You know that you sweat when you feel hot, whether due to the temperature of your surroundings or a hard workout at the gym. You may also sweat when you're nervous because emotions can trigger chemical reactions in the body. What you might not know is precisely what's going on in your body to make you sweat and why it's known as a particular type of chemical reaction.
TL;DR (Too Long; Didn't Read)
Sweating is an exothermic reaction because perspiration evaporates from your skin, releasing heat into the air and cooling your body.
What Is Sweat
Sweat is merely a mixture of water, sodium and other cooling substances. Your body has two types of sweat glands: thousands of eccrine glands throughout the entire body and apocrine glands mainly in the underarm and groin areas. When the body’s temperature goes up, the nervous system stimulates the eccrine glands to release sweat.

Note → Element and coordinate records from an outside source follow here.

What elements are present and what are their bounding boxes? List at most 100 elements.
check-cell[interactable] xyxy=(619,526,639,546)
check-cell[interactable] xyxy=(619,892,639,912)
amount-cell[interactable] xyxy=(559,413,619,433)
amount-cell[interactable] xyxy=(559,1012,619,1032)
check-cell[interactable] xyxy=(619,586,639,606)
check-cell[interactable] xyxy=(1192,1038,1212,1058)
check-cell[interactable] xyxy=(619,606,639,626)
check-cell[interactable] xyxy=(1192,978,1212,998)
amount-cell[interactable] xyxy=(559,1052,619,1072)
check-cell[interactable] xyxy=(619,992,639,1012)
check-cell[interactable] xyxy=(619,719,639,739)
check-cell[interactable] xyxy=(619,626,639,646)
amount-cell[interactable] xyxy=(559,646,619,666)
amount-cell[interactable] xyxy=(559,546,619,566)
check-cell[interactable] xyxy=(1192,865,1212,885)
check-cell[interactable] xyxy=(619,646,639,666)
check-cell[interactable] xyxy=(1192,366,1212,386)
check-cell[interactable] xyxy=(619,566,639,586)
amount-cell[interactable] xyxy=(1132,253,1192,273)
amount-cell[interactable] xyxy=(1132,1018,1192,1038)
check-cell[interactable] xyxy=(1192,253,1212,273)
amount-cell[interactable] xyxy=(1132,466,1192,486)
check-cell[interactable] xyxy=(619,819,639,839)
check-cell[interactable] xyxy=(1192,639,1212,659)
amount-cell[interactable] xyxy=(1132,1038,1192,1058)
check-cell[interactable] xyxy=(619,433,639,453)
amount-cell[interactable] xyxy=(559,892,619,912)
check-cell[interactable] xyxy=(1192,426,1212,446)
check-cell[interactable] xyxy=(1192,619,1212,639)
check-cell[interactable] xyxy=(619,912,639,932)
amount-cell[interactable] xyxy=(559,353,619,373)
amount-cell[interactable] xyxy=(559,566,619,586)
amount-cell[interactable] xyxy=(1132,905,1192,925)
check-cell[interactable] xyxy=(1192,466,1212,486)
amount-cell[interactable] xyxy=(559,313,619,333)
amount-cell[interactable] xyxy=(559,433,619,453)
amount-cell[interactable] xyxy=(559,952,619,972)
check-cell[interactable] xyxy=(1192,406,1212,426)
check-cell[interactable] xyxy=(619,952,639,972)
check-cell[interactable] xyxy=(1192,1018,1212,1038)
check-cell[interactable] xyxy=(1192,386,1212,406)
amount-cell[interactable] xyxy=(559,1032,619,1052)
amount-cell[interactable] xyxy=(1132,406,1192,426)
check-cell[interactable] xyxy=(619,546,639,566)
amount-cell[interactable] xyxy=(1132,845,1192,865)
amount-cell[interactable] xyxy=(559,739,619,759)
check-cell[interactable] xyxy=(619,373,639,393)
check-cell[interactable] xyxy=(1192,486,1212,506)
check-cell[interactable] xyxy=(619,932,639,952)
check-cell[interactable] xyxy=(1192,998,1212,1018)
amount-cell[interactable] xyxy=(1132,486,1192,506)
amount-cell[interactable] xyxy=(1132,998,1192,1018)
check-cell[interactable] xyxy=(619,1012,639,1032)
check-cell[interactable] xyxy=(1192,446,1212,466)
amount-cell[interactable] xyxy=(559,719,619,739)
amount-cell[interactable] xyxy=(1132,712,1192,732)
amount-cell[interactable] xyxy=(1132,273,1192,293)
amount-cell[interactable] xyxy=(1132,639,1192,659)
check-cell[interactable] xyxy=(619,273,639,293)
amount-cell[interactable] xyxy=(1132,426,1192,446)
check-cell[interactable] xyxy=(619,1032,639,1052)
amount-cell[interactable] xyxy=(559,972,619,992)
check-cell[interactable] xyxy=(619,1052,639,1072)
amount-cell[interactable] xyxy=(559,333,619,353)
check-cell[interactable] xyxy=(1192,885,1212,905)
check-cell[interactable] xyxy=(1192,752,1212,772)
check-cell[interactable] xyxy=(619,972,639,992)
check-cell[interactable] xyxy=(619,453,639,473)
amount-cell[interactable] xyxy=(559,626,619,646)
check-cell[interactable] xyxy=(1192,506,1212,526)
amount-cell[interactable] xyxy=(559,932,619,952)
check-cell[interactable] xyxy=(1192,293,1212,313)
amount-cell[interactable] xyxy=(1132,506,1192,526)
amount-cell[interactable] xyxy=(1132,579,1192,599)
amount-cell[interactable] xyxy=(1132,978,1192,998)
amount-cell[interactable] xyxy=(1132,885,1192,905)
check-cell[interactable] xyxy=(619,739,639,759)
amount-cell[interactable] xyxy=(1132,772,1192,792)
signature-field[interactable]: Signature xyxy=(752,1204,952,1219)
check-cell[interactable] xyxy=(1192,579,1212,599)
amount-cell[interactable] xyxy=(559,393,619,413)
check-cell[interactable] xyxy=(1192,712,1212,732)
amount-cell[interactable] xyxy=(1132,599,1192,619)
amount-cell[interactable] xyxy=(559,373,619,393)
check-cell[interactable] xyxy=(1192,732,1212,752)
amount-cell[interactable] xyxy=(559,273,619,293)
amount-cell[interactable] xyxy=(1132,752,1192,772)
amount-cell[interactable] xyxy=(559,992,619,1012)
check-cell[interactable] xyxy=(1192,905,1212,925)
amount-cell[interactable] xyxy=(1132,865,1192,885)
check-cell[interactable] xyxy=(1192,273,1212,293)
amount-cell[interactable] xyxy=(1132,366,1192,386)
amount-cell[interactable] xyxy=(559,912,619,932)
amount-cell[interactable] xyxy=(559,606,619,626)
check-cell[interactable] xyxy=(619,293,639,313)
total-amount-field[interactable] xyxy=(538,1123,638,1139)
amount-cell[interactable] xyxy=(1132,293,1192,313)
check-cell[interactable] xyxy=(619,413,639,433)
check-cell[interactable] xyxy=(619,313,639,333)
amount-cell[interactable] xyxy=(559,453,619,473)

Apocrine glands are triggered by stress, anxiety and hormones. These glands create bacteria to help disperse the sweat, which sometimes leads to body odor. This explains why you only apply deodorant to your armpits and not all over your body.
On average, people have 2 to 4 million sweat glands. Many things, including gender, genetics, age, fitness level and environmental influences, determine how much sweat each gland releases. Two of the biggest sweat rate factors are weight and fitness level. A person who weighs more is likely to sweat more because the body uses more energy to function, and there is greater body mass to cool down.
Energy in Chemical Reactions
Most chemical reactions and changes in a physical state involve breaking or forming chemical bonds. It takes energy to break a chemical bond, but forming a chemical bond produces energy. The two types of chemical reactions are known as endothermic and exothermic reactions.
Examples of Endothermic Reactions
An endothermic reaction takes place when a system takes energy from its surroundings. The system gains heat as the surroundings cool down. Examples of endothermic reactions are electrolysis, melting ice cubes and evaporating liquid water.
Examples of Exothermic Reactions
An exothermic reaction takes place when heat flows out of a system into its surroundings. The system loses heat, and the surroundings heat up. When you sweat, the system – your body – cools down as perspiration evaporates from the skin and heat flows to the surrounding area. This means sweating is an exothermic reaction. Other exothermic reactions are nuclear explosions, the rusting of steel, and the reaction between sulfuric acid and table sugar.